Posted at Nginx Forum:

piotr.dobrogost · February 13, 2013, 11:33am

On 2/13/13 12:01 AM, piotr.dobrogost wrote:

Ruslan, thanks for quick reply.

I have some trouble comparing the new wording with the previous one as it
looks like your change went live at Controlling nginx so
I do not have the old one to compare any more

[…]

You do:
http://trac.nginx.org/nginx/log/nginx_org/xml/en/docs/control.xml

–
Maxim K.
+7 (910) 4293178

piotr.dobrogost · February 13, 2013, 8:39pm

Thanks for the link.

If the statement “If new processes (…)” is supposed to mean “If the
new
master process and the new worker processes started by it” then I would
use
the latter form as it doesn’t leave room for ambiguity.

Still all my questions from my previous post in this thread are valid.

Posted at Nginx Forum:

piotr.dobrogost · February 19, 2013, 12:55pm

On Tue, Feb 12, 2013 at 03:01:39PM -0500, piotr.dobrogost wrote:

Ruslan, thanks for quick reply.

I have some trouble comparing the new wording with the previous one as it
looks like your change went live at Controlling nginx so
I do not have the old one to compare any more

Already answered.

Neverthless I have some more comments on the new (current) one.

I think an error sneaked into the new version. The first bullet is now
“Send the HUP signal to the old master process. The old master process will
start new worker processes without re-reading the configuration.
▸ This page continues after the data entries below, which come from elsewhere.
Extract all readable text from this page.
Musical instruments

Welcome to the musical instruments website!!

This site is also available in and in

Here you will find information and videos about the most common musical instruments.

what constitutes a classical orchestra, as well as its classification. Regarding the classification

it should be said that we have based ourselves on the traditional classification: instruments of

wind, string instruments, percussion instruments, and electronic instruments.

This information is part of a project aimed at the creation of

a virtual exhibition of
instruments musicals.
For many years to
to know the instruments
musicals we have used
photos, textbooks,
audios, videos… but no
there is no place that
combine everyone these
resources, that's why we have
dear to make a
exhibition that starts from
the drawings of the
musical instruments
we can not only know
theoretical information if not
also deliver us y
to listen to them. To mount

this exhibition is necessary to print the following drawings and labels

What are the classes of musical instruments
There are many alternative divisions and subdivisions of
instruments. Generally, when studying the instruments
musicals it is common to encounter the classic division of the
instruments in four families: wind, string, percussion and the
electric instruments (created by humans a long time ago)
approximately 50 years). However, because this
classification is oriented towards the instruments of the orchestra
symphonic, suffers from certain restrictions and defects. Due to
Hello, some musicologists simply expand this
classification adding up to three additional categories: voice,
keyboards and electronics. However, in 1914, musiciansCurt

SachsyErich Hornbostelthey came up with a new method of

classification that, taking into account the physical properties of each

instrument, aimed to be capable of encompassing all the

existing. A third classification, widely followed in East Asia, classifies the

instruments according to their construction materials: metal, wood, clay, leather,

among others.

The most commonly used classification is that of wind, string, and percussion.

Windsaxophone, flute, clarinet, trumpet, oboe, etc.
After that,
all new processes can be shut down gracefully, by sending the QUIT signal to
the old master process.”
I think it should have been “(…) by sending the QUIT signal to the new
master process.” instead.

Thanks for spotting this, the fixed version is already on site.

What I don’t understand is why the old master process does not re-read the
configuration after receiving the HUP signal as at the top of the page it’s
written
HUP (…), starting new worker processes with a new configuration, (…)
If the reason is because it had received the USR2 signal at the beginning of
the whole procedure and this changed its state (it “remembers” receiving the
USR2 signal) it should be explained.

HUP after USR2 is handled differently, exactly as documented.
When master process knows it’s “old” (i.e., upgrade procedure
is in progress), a request to start new worker processes is
interpreted as a rollback request – master starts new worker
and cache manager processes with an old configuration.
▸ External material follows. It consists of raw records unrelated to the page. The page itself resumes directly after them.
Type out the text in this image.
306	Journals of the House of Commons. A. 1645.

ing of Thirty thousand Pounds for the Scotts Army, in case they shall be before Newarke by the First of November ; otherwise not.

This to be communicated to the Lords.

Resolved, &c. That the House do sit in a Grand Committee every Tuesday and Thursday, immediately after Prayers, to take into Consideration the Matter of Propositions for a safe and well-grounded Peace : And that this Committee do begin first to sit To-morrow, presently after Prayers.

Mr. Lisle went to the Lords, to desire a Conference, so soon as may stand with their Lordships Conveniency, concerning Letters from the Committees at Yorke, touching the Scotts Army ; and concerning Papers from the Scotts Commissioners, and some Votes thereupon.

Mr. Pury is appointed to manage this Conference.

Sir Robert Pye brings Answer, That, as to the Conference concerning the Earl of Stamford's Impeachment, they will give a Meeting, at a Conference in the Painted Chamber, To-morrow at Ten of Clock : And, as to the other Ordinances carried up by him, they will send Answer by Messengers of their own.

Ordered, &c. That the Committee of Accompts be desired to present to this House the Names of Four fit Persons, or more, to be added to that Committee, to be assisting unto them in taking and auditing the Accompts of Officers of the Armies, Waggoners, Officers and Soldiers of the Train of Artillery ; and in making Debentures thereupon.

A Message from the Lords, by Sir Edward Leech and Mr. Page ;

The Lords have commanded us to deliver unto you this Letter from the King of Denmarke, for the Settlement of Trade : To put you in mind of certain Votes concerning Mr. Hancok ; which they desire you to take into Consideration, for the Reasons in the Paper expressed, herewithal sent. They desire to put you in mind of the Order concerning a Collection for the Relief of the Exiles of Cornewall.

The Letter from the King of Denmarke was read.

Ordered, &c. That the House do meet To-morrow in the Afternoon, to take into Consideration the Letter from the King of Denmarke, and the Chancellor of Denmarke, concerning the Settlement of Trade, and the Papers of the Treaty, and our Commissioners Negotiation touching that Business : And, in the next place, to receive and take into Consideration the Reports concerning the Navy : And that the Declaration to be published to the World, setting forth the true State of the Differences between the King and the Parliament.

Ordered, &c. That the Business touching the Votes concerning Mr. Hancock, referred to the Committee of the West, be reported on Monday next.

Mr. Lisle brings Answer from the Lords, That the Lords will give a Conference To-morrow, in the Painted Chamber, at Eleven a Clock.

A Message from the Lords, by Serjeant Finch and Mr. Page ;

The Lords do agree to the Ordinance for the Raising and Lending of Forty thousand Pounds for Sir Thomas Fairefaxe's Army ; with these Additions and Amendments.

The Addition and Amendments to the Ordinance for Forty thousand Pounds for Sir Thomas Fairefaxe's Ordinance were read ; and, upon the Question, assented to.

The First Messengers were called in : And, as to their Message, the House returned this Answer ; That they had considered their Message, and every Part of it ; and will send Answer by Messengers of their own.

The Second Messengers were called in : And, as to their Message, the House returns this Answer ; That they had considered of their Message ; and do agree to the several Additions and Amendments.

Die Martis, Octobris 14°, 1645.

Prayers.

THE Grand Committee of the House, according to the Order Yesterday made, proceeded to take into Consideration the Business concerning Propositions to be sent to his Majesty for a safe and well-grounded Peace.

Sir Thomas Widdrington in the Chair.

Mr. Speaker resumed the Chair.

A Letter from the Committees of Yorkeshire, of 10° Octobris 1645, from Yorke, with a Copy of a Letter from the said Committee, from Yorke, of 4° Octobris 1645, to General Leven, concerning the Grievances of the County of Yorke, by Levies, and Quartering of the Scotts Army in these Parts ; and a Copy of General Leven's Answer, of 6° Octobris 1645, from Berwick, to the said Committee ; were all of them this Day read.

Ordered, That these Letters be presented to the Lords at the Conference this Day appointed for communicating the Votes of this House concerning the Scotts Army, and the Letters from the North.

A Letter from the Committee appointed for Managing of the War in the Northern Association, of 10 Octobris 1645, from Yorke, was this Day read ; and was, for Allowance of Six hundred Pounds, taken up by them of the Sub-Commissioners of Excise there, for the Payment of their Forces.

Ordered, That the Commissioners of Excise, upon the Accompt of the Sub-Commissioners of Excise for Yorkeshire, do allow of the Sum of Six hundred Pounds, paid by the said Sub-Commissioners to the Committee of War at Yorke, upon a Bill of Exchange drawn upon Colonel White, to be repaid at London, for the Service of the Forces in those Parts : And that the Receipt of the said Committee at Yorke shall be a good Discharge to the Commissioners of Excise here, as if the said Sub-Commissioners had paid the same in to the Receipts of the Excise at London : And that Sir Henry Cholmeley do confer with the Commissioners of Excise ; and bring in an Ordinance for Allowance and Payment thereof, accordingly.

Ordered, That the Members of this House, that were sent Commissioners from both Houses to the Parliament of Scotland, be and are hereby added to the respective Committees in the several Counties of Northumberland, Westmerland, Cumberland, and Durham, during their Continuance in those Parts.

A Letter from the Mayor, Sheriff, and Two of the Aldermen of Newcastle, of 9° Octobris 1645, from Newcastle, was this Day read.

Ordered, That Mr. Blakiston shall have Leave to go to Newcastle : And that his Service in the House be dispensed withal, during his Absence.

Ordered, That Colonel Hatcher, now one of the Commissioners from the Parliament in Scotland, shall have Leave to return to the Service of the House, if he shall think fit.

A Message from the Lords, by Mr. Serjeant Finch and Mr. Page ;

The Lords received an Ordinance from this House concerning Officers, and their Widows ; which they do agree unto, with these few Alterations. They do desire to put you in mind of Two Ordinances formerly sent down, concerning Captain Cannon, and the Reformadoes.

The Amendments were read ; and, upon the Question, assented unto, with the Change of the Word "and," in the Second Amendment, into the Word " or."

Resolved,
Also, maybe I’m missing something but I think that the two bullets are not
symmetrical without a reason. In the first bullet the QUIT signal is used
whereas in the second bullet the TERM signal is used. I believe either of
them could be used with the obvious difference of fast vs graceful shutdown.
If it’s true (either could be used) then using different signals between the
first and the second bullet is misleading.

These are two different procedudes with different properties.

In the first case, you restart old workers with an old configuration,
but let requests that are currently in-fly to be fully processed
(if you can tolerate this). There’s no interruption in handling
requests.

In the second case, you want to stop new workers right away (e.g.,
something really odd happened that you can’t tolerate even in-fly
requests to finish), and it requires only a single action from
you to roll back (or none at all if e.g. a new binary process
segfaults). But there’s a small window where connection attempts
may be rejected.

Of course one may picture down other procedures, like starting old
workers and immediately stopping new processes, but how this is
practically different from the first case? Or one can gracefully
stop new workers (new requests will be rejected, but those in-fly
will be serviced, potentially indefinitely), and only after that
old workers will be restarted and new requests will be handled
(sorry, but such a procedure doesn’t make any sense to me).

Additionaly I have a question regarding the following fragment:
"In order to upgrade the server executable, the new executable file should
be put in place of an old file first. After that USR2 signal should be sent
to the master process. The master process first renames its file (…)
How can the master process rename its file if this file is already gone i.e.
it had been replaced by the new executable?

Read further, it “renames its file with the process ID”, see
http://nginx.org/r/pid